– Это всё политика, политикам не нужна гармония, – Амир помолчал и решительно сказал: – для нашего поколения нет «наших» и «не наших», мы все хотим жить в гармонии.
Отец глянул в его лицо, как смотрят на больных, и продолжил говорить медленными фразами, останавливаясь после каждой.
– Не знаю, выйду ли я в понедельник на завод. Не хватало ещё, чтоб остановилась работа, – Амир услышал, как в груди отца скрипит дыхание. – В этом районе живут одноклассницы девочек, там медресе, государственная школа, а полиция ничего не делает.
Струи дыма лились, как заколдованные белые реки, по синему полотну небес. Многим на крышах хотелось броситься туда, где гудели уличные бои, ломали индуистские храмы, разрушались лавочки мусульман, жгли дома друг другу. Останавливал страх за своё жильё, за сыновей и женщин. Люди надеялись неподвижностью сохранить покой переулка. Они слушали и вглядывались изо всех сил в дальние кварталы, как будто те вот-вот дадут какой-то ответ. По спинам людей тёк пот, ноздри тянули гарь. Люди верили, что власти остановят беспорядки, уповали на это и отец, и Амир. Амир тревожился и караулил папины слова, чтобы не упустить начало разговора о Марии. Драки могли повториться ещё тысячи раз, но эта ночь никогда. Он чувствовал себя жалким и тонким, как часто случалось с ним при отце.
Наконец папа изменил тон, так что голова Амира дёрнулась в нервном тике. Отец заговорил ласково на урду, благородном языке мусульман их края. Он изъяснялся на нём, когда хотел подчеркнуть важность своих мыслей:
– Бета[5], сыночек, – папа наполнил голос добротой и терпением, так же он объяснял Амиру в детстве безрассудство некоторых поступков.

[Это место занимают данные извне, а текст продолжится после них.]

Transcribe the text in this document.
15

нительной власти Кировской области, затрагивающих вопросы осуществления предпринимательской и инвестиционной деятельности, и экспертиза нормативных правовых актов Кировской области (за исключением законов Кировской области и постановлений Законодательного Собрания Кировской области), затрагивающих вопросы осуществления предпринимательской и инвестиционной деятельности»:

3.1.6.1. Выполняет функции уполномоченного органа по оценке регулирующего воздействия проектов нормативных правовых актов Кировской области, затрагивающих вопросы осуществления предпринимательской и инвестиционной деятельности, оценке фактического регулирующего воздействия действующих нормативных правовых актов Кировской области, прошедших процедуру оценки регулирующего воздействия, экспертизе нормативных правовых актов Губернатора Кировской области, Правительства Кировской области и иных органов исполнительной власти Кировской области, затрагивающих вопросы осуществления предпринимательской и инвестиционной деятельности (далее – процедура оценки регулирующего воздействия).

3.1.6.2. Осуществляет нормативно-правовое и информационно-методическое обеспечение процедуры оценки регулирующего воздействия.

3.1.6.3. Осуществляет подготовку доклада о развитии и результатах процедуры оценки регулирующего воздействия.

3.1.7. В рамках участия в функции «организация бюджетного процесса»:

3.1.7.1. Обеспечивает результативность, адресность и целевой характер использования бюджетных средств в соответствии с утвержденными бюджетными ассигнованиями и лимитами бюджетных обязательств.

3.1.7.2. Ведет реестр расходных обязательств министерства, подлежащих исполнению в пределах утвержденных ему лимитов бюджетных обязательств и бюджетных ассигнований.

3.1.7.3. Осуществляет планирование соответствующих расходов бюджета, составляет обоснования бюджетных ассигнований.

Амир пошатнулся навстречу горящему городу, и жалость к отцу сдавила его сердце.
Али
Амир жалел отца за самого себя. Думал о нём: «Папа простой и добрый человек, как будто навсегда обделённый чем-то, но принимает это без ропота, как должное. Он столь же часть Асансола, как его стены, уголь, мощные и тоскливые трубы на берегу реки Дамодар».
Отец гордился простыми вещами: своей семьёй, тем, что работает на заводе с самой огромной печью в стране. Каждое утро он смотрел из окна на могучие серые заводские стены. Завод громко со стоном дышал, и это значило – жизнь идёт правильно, в ней будет хлеб и молоко, будет чай, рис и сари для Мумтаз. Долгие годы он смотрел на трубы, как символ несокрушимости бытия и защиту.
Смотрел по утрам брошенным матерью мальчиком, который подавал воду и закуски в заводской конторе, относил полученные рупии бабке. Старуха только молилась, всегда закутанная в чёрную чадру, и ждала денег от непутёвой дочери. Смотрел потом, когда стал рабочим, и после, когда его чудом без связей и взяток назначили управляющим цехом за особое, почти религиозное старание. Звёзды тогда выстроились в небе неповторимым узором: на завод приехал англичанин, учил, как правильно работать. Он заприметил Али с его отчаянным усердием. На то место метили родственники мелкого начальства, но его назначили, ему поверили. Завод был его мечетью, директор был его имамом, рабочие долго заменяли ему семью.
Потом рождались дети, другие, не понятные ему. Девчонки, у них на уме одна ерунда: призраки и танцы. Старший Амир, он его любил бесконечно, а тот раз за разом разочаровывал его. Али считал, что какая-то чёрная блудная кровь просочилась и отравила детей. Может быть, кровь его пропащей матери. Когда он стал подмечать в детях странную тягу к другой, не спокойной, не в меру весёлой жизни, они с Мумтаз были ещё молоды и даже могли бы людям на смех завести ещё ребёнка, но он боялся, что и этот несчастный будет отравлен.
Али выучил Амира в колледже на инженера. Он оплачивал учёбу, отказывая во многом Мумтаз и девочкам, не говоря о себе. Потом отнёс бакшиш, устраивая его в контору завода. Через четыре месяца работы Амир поднялся посреди дня и вышел через проходную навсегда. На заработанные деньги уехал в Дели учиться актёрскому мастерству. Али целый год ходил на завод, как прокажённый. Сочувствие людей было великим его позором. Шёпот о нём и сыне перекрикивал шум цехов.